Let us say that we are human beings who strive for order, but also for justice, for generosity, but also for prudence. Acceptance means recognizing that there are fundamental gaps in what we can accomplish in this striving, and that those gaps are often enormous—but having a heart that is at peace, nevertheless.

Recently I came across a discussion by Charles Taylor of Dostoyevsky on this very topic, in the former’s terrific book Sources of the Self. I find I’m unable to get it out of my head.

Dostoyevsky’s vision of rejection is something that people who have the highest moral sensibilities are the most vulnerable to, precisely because they are most sensitive to the ugliness in the world.

Rejecting the world seals one’s sense of its loathsomeness and of one’s own, insofar as one is part of it. And from this can only come acts of hate and destruction. Moreover, these radiate out from one in a chain, a kind of negative apostolic succession, as one inspires others through this loathing to loathe in their turn.

He continues:

Dostoyevsky’s rejectors arc “schismatics” (raskolniki), cut off from the world and hence grace. They cannot but wreak destruction. The noblest wreak it only on themselves. The most base destroy others. Although powered by the noblest sense of the injustice of things, this schism is ultimately also the fruit of pride, Dostoyevsky holds. We separate because we don’t want to see ourselves as part of the evil; we want to raise ourselves above it, away from the blame for it. The outward projection of the terrorist is the most violent manifestation of this common motive.

But acceptance is the only way to heal from the wounds inflicted by an ugly world:

What will transform us is an ability to love the world and ourselves, to see it as good in spite of the wrong. But this will only come to us if we can accept being part of it, and that means accepting responsibility. Just as ‘no one is to blame’ is the slogan of the materialist revolutionaries, so ‘we are all to blame’ is of Dostoyevsky’s healing figures. Loving the world and ourselves is in a sense a miracle, in face of all the evil and degradation that it and we contain. But the miracle comes on us if we accept being part of it. Involved in this is our acceptance of love from others. We become capable of love through being loved; and over against the perverse apostolic succession is a grace-dispensing one[.]

Acceptance means accepting responsibility.

The idea that greater transparency will make the world a better place is pretty popular these days. And yet it seems that massively expanded access to information has largely turned public discourse more vitriolic, and less forgiving.

Rather than shining a light on the darkness, it seems to me instead that we have closed ourselves off, afraid of allowing the darkness in. Yet there is already darkness within, and to close ourselves off is to leave ourselves alone with it.
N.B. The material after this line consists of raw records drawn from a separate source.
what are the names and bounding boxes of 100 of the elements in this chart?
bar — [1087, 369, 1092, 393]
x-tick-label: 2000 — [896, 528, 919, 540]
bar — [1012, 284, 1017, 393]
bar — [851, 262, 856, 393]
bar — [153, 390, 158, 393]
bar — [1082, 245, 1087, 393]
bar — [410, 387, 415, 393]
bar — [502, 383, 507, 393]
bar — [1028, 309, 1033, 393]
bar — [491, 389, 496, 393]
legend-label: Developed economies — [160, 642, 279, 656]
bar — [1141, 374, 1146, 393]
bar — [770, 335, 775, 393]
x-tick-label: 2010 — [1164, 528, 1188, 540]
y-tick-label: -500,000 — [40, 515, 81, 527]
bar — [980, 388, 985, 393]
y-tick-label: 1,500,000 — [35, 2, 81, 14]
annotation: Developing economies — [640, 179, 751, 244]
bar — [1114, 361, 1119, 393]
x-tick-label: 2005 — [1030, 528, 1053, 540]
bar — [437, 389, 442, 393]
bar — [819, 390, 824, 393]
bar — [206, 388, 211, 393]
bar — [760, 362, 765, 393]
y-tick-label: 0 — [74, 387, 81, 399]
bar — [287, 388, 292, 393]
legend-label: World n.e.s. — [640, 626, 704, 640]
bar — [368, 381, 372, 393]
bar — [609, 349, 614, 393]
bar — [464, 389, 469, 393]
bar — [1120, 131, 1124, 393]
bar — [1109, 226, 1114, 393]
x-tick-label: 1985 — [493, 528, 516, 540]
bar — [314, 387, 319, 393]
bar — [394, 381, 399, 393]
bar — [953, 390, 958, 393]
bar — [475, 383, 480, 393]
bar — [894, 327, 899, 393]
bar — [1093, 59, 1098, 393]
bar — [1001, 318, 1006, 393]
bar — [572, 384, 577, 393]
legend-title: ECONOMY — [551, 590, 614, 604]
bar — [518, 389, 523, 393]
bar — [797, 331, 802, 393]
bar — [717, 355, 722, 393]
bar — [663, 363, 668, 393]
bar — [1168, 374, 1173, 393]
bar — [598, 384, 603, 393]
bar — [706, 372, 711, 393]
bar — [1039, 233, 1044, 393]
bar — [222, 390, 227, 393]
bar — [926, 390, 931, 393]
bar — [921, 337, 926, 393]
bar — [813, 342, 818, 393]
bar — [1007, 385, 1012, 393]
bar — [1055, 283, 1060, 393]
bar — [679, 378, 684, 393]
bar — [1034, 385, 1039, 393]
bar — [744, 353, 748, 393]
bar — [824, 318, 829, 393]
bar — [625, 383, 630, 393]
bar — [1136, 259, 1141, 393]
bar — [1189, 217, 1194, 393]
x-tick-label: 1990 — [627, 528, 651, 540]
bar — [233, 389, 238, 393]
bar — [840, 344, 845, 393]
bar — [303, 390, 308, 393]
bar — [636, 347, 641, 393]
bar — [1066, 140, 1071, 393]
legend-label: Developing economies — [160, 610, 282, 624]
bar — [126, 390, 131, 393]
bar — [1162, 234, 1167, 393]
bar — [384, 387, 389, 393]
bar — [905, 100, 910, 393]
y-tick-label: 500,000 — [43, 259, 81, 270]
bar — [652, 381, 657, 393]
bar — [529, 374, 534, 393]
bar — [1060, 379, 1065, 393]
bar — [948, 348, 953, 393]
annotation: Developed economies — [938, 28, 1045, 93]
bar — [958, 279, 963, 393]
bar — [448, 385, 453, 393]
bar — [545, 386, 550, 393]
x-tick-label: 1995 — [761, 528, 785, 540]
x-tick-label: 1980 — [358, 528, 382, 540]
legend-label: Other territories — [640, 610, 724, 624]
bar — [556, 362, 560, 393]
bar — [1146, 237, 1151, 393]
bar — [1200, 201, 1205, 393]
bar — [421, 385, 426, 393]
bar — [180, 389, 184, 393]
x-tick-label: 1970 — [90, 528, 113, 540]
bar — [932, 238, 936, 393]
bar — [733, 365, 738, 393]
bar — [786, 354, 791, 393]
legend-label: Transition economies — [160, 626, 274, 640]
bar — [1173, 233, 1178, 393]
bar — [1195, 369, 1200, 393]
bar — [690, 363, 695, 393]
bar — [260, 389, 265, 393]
To be exposed to so much of the ugliness of the world would be challenging in any time. But I think our current situation makes us particularly vulnerable. We are ideologically inclined to let “failure set the agenda,” and we lack a shared framework to justify wholeheartedly loving the world.

Growing up is a process of moving from earnest naiveté to accepting responsibility for being a part of the world. Few of us get to the wholehearted loving of the world, ugliness and all, that Dostoyevsky’s most saintly characters manage to achieve. And all of us feel the pull of rejection when we are faced by the world’s ugliness.

But each of us is capable of accepting the world, with its wonders and its horrors.